Let's put the UTXO commitments/anti-fraud proofs to one side for a moment. I would like to see them happen one day, but they aren't critical to these protocols and are just proving to be a distraction.

 
Then they make fresh random connections to different nodes and request
download of the respective individual transactions from the full node.

...

About privacy the node can make different random connections to
different nodes to fetch addresses ..... The full node cant
correlate the addresses as belonging to the same person by correlating
the download requests for them, because they are made via different
nodes.

Apologies for the wall of text, but I don't think this will work nor solve any real problem. And I must justify such a strong statement clearly.

First: technical issues

When you download the per-block Bloom filter and test, what you get back is a set of script elements (addresses, keys, OP_RETURN tags etc). But then in the next step you are saying that you connect to random peers and request individual transactions. We don't know that at this point. All we know are a set of addresses that possibly matched. So I think what you mean is "wallets connect to random peers and request transactions in block N that match a given set of addresses". 

This is what Bloom filtering already does, of course. Doing the test against the per-block filter first doesn't seem to buy us much because with thousands of transactions per block, even a very tiny FP rate will still trigger a match on every single one.

The second problem I see is that we can't do this in parallel because of the following edge case: wallet contains key K and someone sends it money using an OP_CHECKSIG output. The input which spends this output does not contain any predictable data, thus we do not know what to look for in the following blocks to detect a spend of it until we have seen the first transaction and know its hash. 

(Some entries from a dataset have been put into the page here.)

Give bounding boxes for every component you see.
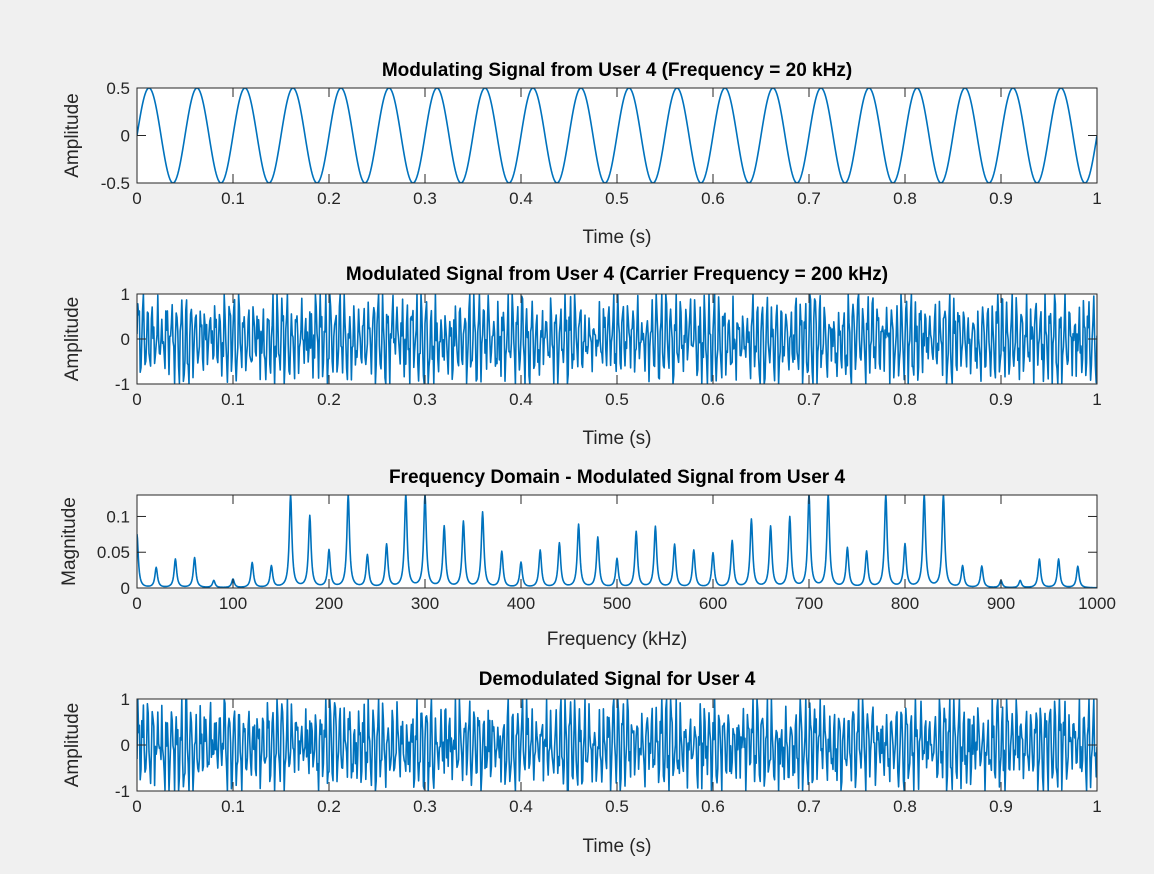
series-line — [137, 699, 1097, 791]
x-tick-label: 800 — [891, 594, 919, 613]
x-tick-label: 0.2 — [317, 189, 341, 208]
x-tick-label: 0.1 — [221, 390, 245, 409]
x-tick-label: 200 — [315, 594, 343, 613]
x-tick-label: 0.7 — [797, 390, 821, 409]
x-tick-label: 700 — [795, 594, 823, 613]
x-tick-label: 0.5 — [605, 797, 629, 816]
series-line — [137, 294, 1097, 384]
tick-layer: 0 0.1 0.2 0.3 0.4 0.5 0.6 0.7 0.8 0.9 1-101 — [115, 690, 1102, 816]
x-tick-label: 0.6 — [701, 390, 725, 409]
x-tick-label: 0.3 — [413, 797, 437, 816]
x-tick-label: 0.8 — [893, 390, 917, 409]
y-tick-label: 0.5 — [106, 79, 130, 98]
y-tick-label: 0 — [121, 736, 130, 755]
series-line — [137, 495, 1097, 588]
series-line — [137, 88, 1097, 183]
subplot-title: Modulating Signal from User 4 (Frequency… — [382, 60, 852, 81]
x-tick-label: 0.9 — [989, 390, 1013, 409]
x-tick-label: 1 — [1092, 390, 1101, 409]
y-tick-label: 0 — [121, 579, 130, 598]
subplot-title: Modulated Signal from User 4 (Carrier Fr… — [346, 264, 888, 285]
x-axis-label: Frequency (kHz) — [547, 629, 687, 650]
x-tick-label: 600 — [699, 594, 727, 613]
x-tick-label: 0.3 — [413, 189, 437, 208]
x-tick-label: 0.9 — [989, 797, 1013, 816]
x-tick-label: 0.7 — [797, 189, 821, 208]
plot-layer — [137, 88, 1097, 183]
x-tick-label: 0.1 — [221, 797, 245, 816]
x-tick-label: 0.4 — [509, 797, 533, 816]
axes-background — [137, 495, 1097, 588]
y-tick-label: 0.05 — [97, 543, 130, 562]
y-axis-label: Amplitude — [62, 93, 83, 178]
x-tick-label: 0.9 — [989, 189, 1013, 208]
x-tick-label: 0.2 — [317, 797, 341, 816]
x-tick-label: 0 — [132, 797, 141, 816]
tick-layer: 0 0.1 0.2 0.3 0.4 0.5 0.6 0.7 0.8 0.9 1-0.500.5 — [101, 79, 1102, 208]
plot-layer — [137, 699, 1097, 791]
x-axis-label: Time (s) — [583, 227, 652, 248]
x-tick-label: 0.5 — [605, 390, 629, 409]
x-tick-label: 1000 — [1078, 594, 1116, 613]
tick-layer: 0 0.1 0.2 0.3 0.4 0.5 0.6 0.7 0.8 0.9 1-101 — [115, 285, 1102, 409]
x-tick-label: 0.8 — [893, 189, 917, 208]
x-tick-label: 0.1 — [221, 189, 245, 208]
y-tick-label: 0 — [121, 127, 130, 146]
tick-layer: 0 100 200 300 400 500 600 700 800 900 1000 0 0.05 0.1 — [97, 495, 1116, 613]
x-tick-label: 0 — [132, 390, 141, 409]
y-tick-label: -0.5 — [101, 174, 130, 193]
x-tick-label: 500 — [603, 594, 631, 613]
subplot-demodulated-signal: Demodulated Signal for User 4 Amplitude … — [62, 669, 1102, 857]
plot-layer — [137, 294, 1097, 384]
x-tick-label: 0.6 — [701, 797, 725, 816]
x-tick-label: 1 — [1092, 797, 1101, 816]
plot-layer — [137, 495, 1097, 588]
x-tick-label: 0.2 — [317, 390, 341, 409]
x-tick-label: 0.4 — [509, 189, 533, 208]
subplot-title: Frequency Domain - Modulated Signal from… — [389, 467, 846, 488]
y-tick-label: -1 — [115, 375, 130, 394]
y-tick-label: 0 — [121, 330, 130, 349]
subplot-modulating-signal: Modulating Signal from User 4 (Frequency… — [62, 60, 1102, 248]
y-tick-label: -1 — [115, 782, 130, 801]
subplot-title: Demodulated Signal for User 4 — [479, 669, 756, 690]
x-tick-label: 1 — [1092, 189, 1101, 208]
x-tick-label: 0 — [132, 594, 141, 613]
x-axis-label: Time (s) — [583, 428, 652, 449]
x-tick-label: 0.8 — [893, 797, 917, 816]
subplot-modulated-signal: Modulated Signal from User 4 (Carrier Fr… — [62, 264, 1102, 449]
x-tick-label: 900 — [987, 594, 1015, 613]
y-axis-label: Amplitude — [62, 703, 83, 788]
y-tick-label: 1 — [121, 285, 130, 304]
x-tick-label: 100 — [219, 594, 247, 613]
y-axis-label: Amplitude — [62, 297, 83, 382]
x-axis-label: Time (s) — [583, 836, 652, 857]
y-tick-label: 1 — [121, 690, 130, 709]
x-tick-label: 300 — [411, 594, 439, 613]
subplot-frequency-domain: Frequency Domain - Modulated Signal from… — [59, 467, 1116, 650]
y-axis-label: Magnitude — [59, 497, 80, 586]
x-tick-label: 400 — [507, 594, 535, 613]
y-tick-label: 0.1 — [106, 507, 130, 526]
x-tick-label: 0.4 — [509, 390, 533, 409]
x-tick-label: 0.7 — [797, 797, 821, 816]
x-tick-label: 0.6 — [701, 189, 725, 208]
x-tick-label: 0.3 — [413, 390, 437, 409]
x-tick-label: 0 — [132, 189, 141, 208]
x-tick-label: 0.5 — [605, 189, 629, 208]
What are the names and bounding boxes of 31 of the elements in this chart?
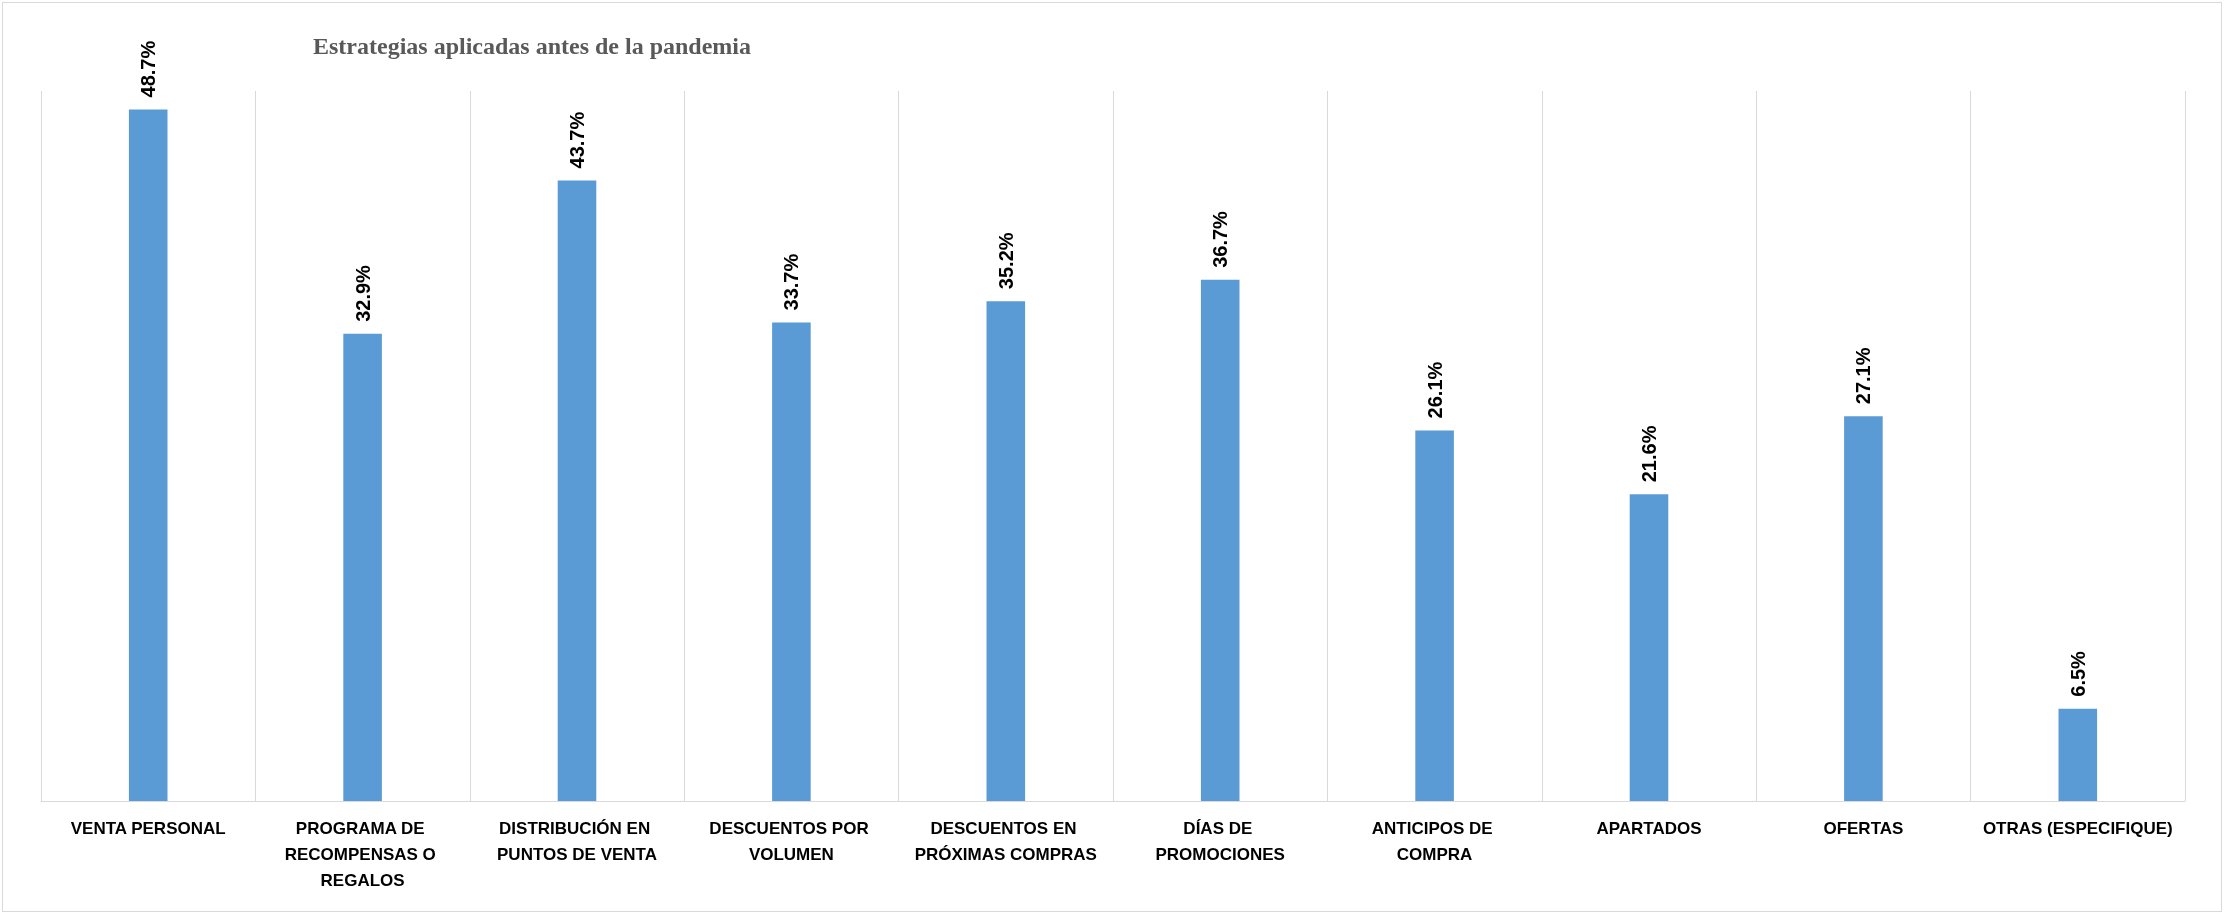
bar <box>128 109 168 801</box>
data-label: 6.5% <box>2066 650 2089 697</box>
data-label: 36.7% <box>1209 210 1232 268</box>
x-tick-label: DÍAS DE PROMOCIONES <box>1155 818 1285 864</box>
x-tick-label: OFERTAS <box>1823 818 1904 838</box>
data-label: 26.1% <box>1423 361 1446 419</box>
data-label: 33.7% <box>780 253 803 311</box>
bar <box>1415 430 1454 801</box>
data-label: 32.9% <box>351 264 374 322</box>
x-tick-label: DESCUENTOS EN PRÓXIMAS COMPRAS <box>914 818 1097 864</box>
bar <box>557 180 597 801</box>
x-tick-label: APARTADOS <box>1596 818 1702 838</box>
bar <box>772 322 811 801</box>
x-tick-label: PROGRAMA DE RECOMPENSAS O REGALOS <box>284 818 441 890</box>
chart-title: Estrategias aplicadas antes de la pandemia <box>313 33 752 59</box>
bar <box>1629 494 1669 801</box>
x-tick-label: VENTA PERSONAL <box>70 818 226 838</box>
data-label: 21.6% <box>1638 425 1660 483</box>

In practice this means we must either scan through the chain in sequence and update our matching criteria if we see such an output (this is what the Bloom filtering protocol already does server-side), or we must constrain the user such that output scripts always force repetition of predictable data - this is what mostly happens today due to pay-to-address outputs, but not always, and correctness is more important than completeness.

If we can't do it in parallel then we must suffer a node round-trip for every single block we traverse, because we can't request long runs of blocks with a single command. That latency will kill performance dead. It's a non starter.

But let's imagine we don't care about OP_CHECKSIG outputs and are willing to ignore them. There are cases where they are the best and most efficient technical solution, but let's put that to one side.

The primary difference after making the above changes are that no one node gets a filter containing all our keys and addresses. I don't think a per block pre-test filter would gain us much efficiency so from a privacy perspective this is what it boils down to - sharding of the scan.

But we can already do this with the current Bloom filtering protocol. BitcoinJ doesn't do so because having multiple parallel scans uses up network IOPs which are a resource of unknown quantity, and because stepping through the chain in parallel with multiple peers complicates the chain sync implementation quite a bit.

Second: this doesn't solve any real problem

Who cares about collecting Bloom filters off the wire?

Commercial fraudsters? Doubtful. There are much easier ways to steal money.

Spies? Yes! Without a doubt NSA/GCHQ are building or have built databases of IP addresses to Bitcoin addresses and are correlating it via XKEYSCORE with other identifiable information.

However, just requesting data from different nodes doesn't help with that, because they are doing DPI and can still see all the connections, so can still combine all the filters or received transactions.

Ah, you say, but we're requesting everything via Tor. 

Yes, about that. We've implemented that already. Some wallets even use it by default, like Alon & Chris' Bitcoin Authenticator wallet. It's just one line of code to activate.

Unfortunately there are severe practical problems to using Tor:
  1. If you don't have a warm consensus then booting it up is very slow. We're already slower than our competitors like blockchain.info and VISA/MasterCard, we can't make this any worse.

    This one is possibly not that big a deal and can be solved with more technical tricks.

  2. Bitcoin Core's DoS strategy means anyone can block all of Tor quite trivially. So we'd need some complicated fallback mechanism to disable Tor remotely, in case someone did this.

  3. Bitcoin wire traffic isn't encrypted or authenticated so it makes it much easier for trolls to tamper with lots of wire traffic at once, whereas without Tor it's much harder.
Let's ignore the fact that the Tor project insists on poking the law enforcement bear with rusty nails, and has been receiving tipoffs about plans to seize directory authorities. How much Bitcoin wallets should rely on Tor sticking around is a debate for some other time.

There's a much simpler way to fix all of this - add opportunistic encryption to the wire protocol.